The play came to Broadway in 1924, where it was a similarly huge success in a production starring Alfred Lunt, Leslie Howard, Margalo Gillmore, Beryl Mercer, and Dudley Digges (as the Examiner). Critics were taken with the play's mix of serious drama and fantasy, interspersed with moments of comedy, and it seemed to hold audiences spellbound—at the time, America was nursing its own psychic wounds coming out of the First World War, and the play seemed to allow a surprisingly wide swathe of people to address issues in their lives. Outward Bound was the kind of work that, once seen, provoked endless discussion and arguments about its meaning, all of which translated into irresistible word-of-mouth for the production for many months after the rave reviews.

The play was revived in London during 1928, and made into a 1930 film in Hollywood by Warner Bros. under director Robert Milton, with Howard playing Lunt's stage role this time instead of the one he created onstage, Mercer and Digges repeating their Broadway roles, and Douglas Fairbanks, Jr., Helen Chandler — who would appear in the 1938 Broadway revival — Montagu Love, and Alison Skipworth in the cast; the movie set Leslie Howard on the path to screen stardom. Outward Bound was the most popular play of its kind, in an era filled with philosophical fantasy works for the stage and screen, including Death Takes a Holiday (which was filmed in 1934, and subsequently remade as Meet Joe Black); and The Scoundrel; in the years preceding the Great Depression, the play seemed to define the zeitgeist of the period, and it endured in popularity right up through the advent of World War II. Warner Bros. made a partly successful attempt at updating the play to the Second World War in the form of Between Two Worlds (1944), directed by Edward A. Blatt and starring John Garfield, Eleanor Parker, and Sydney Greenstreet (as the Examiner).

None of Vane's other works, including Time Gentlemen, Please!, Marine Parade, Falling Leaves, Overture, and Man Overboard, ever found the popularity of Outward Bound.
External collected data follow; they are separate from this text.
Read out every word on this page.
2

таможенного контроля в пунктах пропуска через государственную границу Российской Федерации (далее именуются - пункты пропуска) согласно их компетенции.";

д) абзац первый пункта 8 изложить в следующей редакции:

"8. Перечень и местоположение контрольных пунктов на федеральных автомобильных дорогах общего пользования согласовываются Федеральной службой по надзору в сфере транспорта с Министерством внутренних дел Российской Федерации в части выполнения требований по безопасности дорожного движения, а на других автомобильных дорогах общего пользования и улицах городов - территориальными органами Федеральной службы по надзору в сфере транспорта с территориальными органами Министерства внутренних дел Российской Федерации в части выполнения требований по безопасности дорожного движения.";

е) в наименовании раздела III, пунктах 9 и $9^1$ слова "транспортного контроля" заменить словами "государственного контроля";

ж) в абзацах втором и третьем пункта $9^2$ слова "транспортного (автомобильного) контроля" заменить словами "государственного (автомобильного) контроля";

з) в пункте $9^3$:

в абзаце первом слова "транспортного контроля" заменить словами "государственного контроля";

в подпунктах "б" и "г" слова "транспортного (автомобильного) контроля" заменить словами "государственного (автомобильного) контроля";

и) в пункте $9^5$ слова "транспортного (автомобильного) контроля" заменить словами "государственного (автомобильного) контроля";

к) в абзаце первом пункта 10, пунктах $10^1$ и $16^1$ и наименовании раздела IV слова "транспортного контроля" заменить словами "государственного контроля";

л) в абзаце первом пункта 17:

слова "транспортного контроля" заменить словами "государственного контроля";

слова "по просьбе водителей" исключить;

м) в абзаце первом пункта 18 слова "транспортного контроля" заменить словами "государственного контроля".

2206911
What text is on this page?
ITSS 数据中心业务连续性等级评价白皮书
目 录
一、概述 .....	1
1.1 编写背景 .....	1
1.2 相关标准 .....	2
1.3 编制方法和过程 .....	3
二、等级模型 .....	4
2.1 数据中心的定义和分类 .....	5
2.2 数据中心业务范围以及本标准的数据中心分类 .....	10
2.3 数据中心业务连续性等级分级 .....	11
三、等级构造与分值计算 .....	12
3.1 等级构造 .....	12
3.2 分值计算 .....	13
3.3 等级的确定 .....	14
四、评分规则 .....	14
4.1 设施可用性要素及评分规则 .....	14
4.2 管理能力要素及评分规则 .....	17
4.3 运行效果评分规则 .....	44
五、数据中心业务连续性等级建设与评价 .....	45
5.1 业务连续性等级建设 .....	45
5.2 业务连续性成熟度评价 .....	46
This play remained popular with college theatre groups into the 1960s, well past Vane's death in Hastings in 1963 at age 75, and thanks to television showings of Between Two Worlds, it remained out there in some form before the general public. Outward Bound also served as the unofficial inspiration for the made-for-TV movie Haunts of the Very Rich (1972), directed by Paul Wendkos, and it was still being revived by professional regional theatre companies throughout the 1990s and into the 21st century.

==Marriage==
In 1922 he married the actress Diana Hamilton who starred in a number of his plays including Outward Bound. She was the sister of the writer Patrick Hamilton, and Vane helped to boost the young writer's career with a letter of recommendation.